There are many little things I will never forget (but this is a nice reminder just in case I do):
How things changed: It's weird to have so many people lifting you up in prayer and through phone calls, emails, and comments on Facebook and the blog, hanging on your every word. And when you are most "popular" is when things are at their worst, but as things get better the interest in your story slips away and people slip back into the woodwork. It's kind of lonely and saddening. This started happening not too long after we came home from the hospital. It is a strange thing how people are so tapped in when things are sad and scary, and like a soap opera, they can't wait for the next episode. I know it's nothing personal. It's just human nature, but it has been a good lesson for me in how I am present in others' lives during the bad AND good. There are many, many people who are still very interested in the well being of Jacob and our family and make inquiries. I am much more aware and appreciative of the effort made by others to see how we are doing and let us know we are thought of and loved. Thank you!
Stinky Blankets-Yes, most people would rather forget such things but Jacob's stinky blankets were special. When he was in the NICU there were only a couple of things that were "Jacob's"-blankets and socks-the only things of his that captured his smell. And let me tell you, for the most part it was yucky, but it was MY baby's smell nonetheless. It smelled of medicine, plastic, and a strange sweat. I would take his dirty blankets back to Ronald McDonald house and snuggle up with one at night sometimes crying myself to sleep imagining holding my baby.
Jacob's Laundry |
The sounds of the alarms-The alarms of the different monitors and machines sound like little horns and when they all go off at once, it was like a little NICU symphony. Well, at least that's how Andy and I made light of them all. When we hear them on our videos, we always have a little chuckle and in a strange way, it is a comforting sound. I can hardly explain why it's comforting. Maybe because it is the sounds that fill the memories of having a new baby...and of healing. The sounds changed from scary to just the normal sounds of our new "home." We left the NICU on a happy, "healthy" note. I'm sure those sounds are anything but warm and fuzzy for many, maybe even most, but for us they are a good sound. We'll take whatever positive memories we can from there.

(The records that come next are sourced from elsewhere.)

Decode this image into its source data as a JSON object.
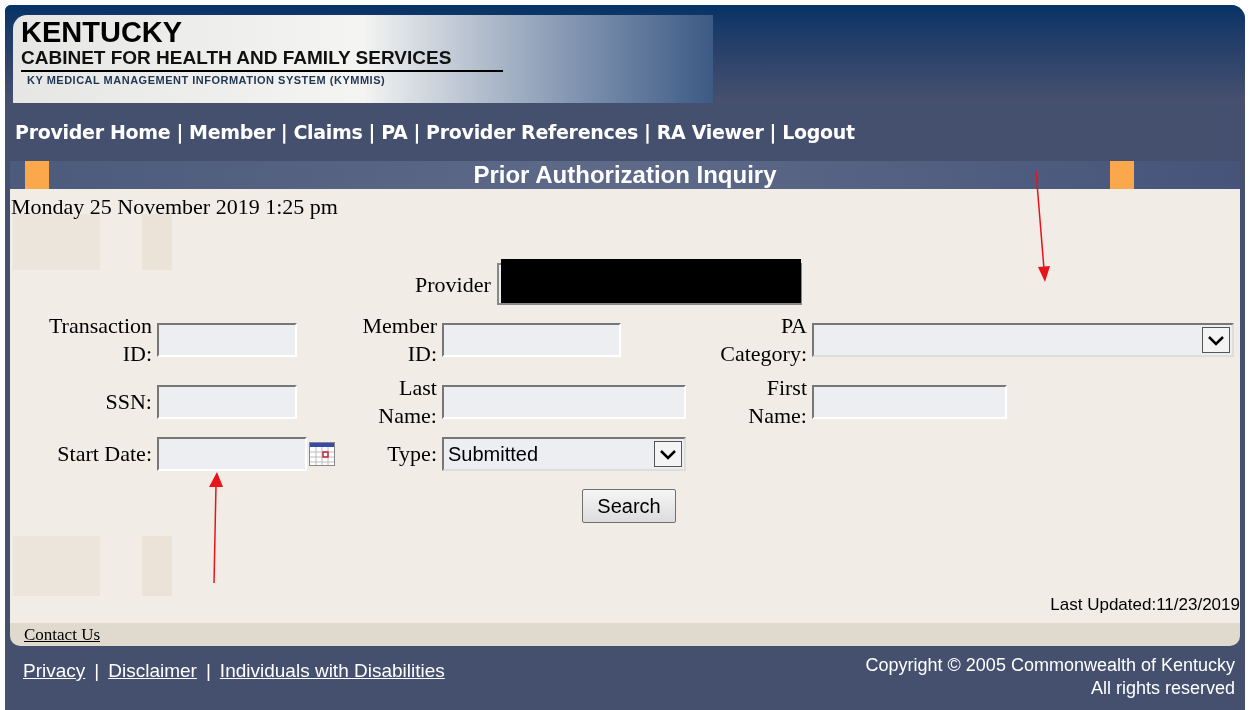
{
  "header": {
    "title": "KENTUCKY",
    "subtitle": "CABINET FOR HEALTH AND FAMILY SERVICES",
    "system": "KY MEDICAL MANAGEMENT INFORMATION SYSTEM (KYMMIS)"
  },
  "nav": [
    {
      "label": "Provider Home"
    },
    {
      "label": "Member"
    },
    {
      "label": "Claims"
    },
    {
      "label": "PA"
    },
    {
      "label": "Provider References"
    },
    {
      "label": "RA Viewer"
    },
    {
      "label": "Logout"
    }
  ],
  "nav_separator": "|",
  "page_title": "Prior Authorization Inquiry",
  "datetime": "Monday 25 November 2019 1:25 pm",
  "provider": {
    "label": "Provider",
    "redacted": true
  },
  "form_rows": [
    [
      {
        "kind": "text",
        "label": "Transaction ID:"
      },
      {
        "kind": "text",
        "label": "Member ID:"
      },
      {
        "kind": "select",
        "label": "PA Category:"
      }
    ],
    [
      {
        "kind": "text",
        "label": "SSN:"
      },
      {
        "kind": "text",
        "label": "Last Name:"
      },
      {
        "kind": "text",
        "label": "First Name:"
      }
    ],
    [
      {
        "kind": "date",
        "label": "Start Date:"
      },
      {
        "kind": "select",
        "label": "Type:",
        "value": "Submitted"
      }
    ]
  ],
  "search_button": "Search",
  "last_updated": "Last Updated:11/23/2019",
  "contact": "Contact Us",
  "footer_links": [
    {
      "label": "Privacy"
    },
    {
      "label": "Disclaimer"
    },
    {
      "label": "Individuals with Disabilities"
    }
  ],
  "footer_separator": "|",
  "copyright": [
    "Copyright © 2005 Commonwealth of Kentucky",
    "All rights reserved"
  ]
}
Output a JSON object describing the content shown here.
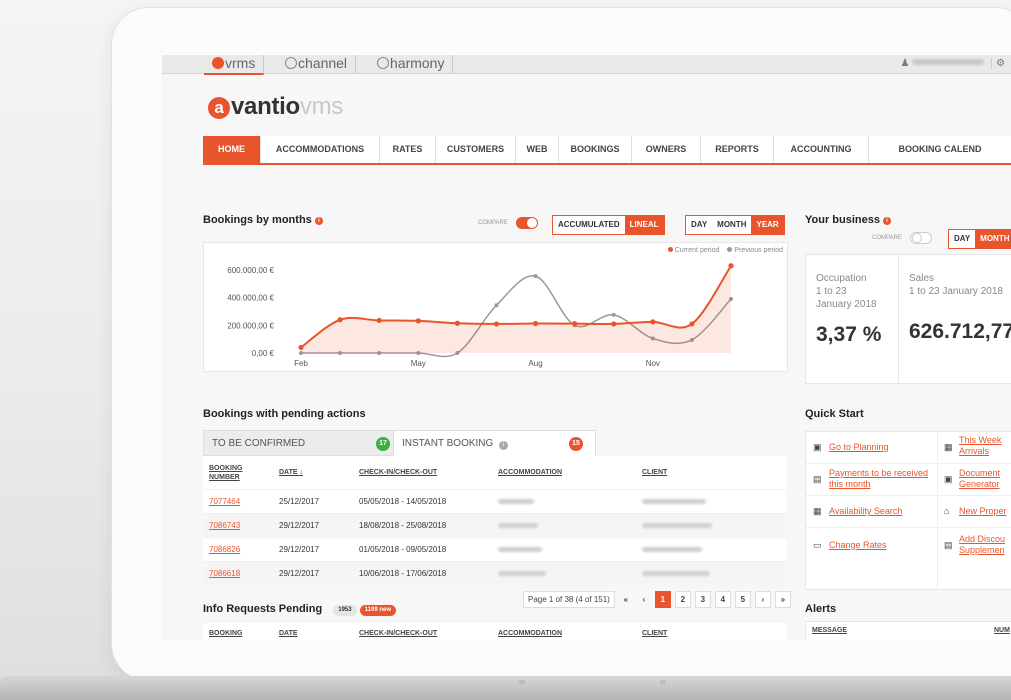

Light and the Concentrator-When Andy and I got married, I was highly sensitive to ANY light in the room when we were going to sleep. I liked complete darkness and couldn't sleep with a single light. We had a cover for the alarm clock and I even made Andy put tape over the little light on the smoke detector high up on the ceiling. After we had Landon and Hazel, the cover came off the alarm clock because it provided just enough light for nighttime diaper changes and feedings. By the time Jacob came home, I think I could have slept with the sun itself in my bedroom! First of all, the exhaustion led me to be able to sleep in any condition, any position, and waking me was nearly impossible! In addition, Jacob needed so much monitoring and night time feedings were such a to-do (a pump, stethoscope to check tube placement, syringes, medications, etc.) that we had to have light. We also often had episodes of throwing up or choking. Needless to say a light was always on, usually the closet light. We also had a new sound to put us to sleep...the concentrator. The concentrator was his machine that pulled the oxygen from the room air and formed it into a high concentration. It was used in the home instead of having oxygen tanks. It made a slow whoosh-puh sound that soon became the essence of sleep. Even when Jacob was taking oxygen breaks, I would turn on the machine to take a nap. It became our own version of a white noise machine. I miss it a little but am over the moon to have the space back in my room. And of course, we are most thankful that Jacob doesn't require any supplemental oxygen at all!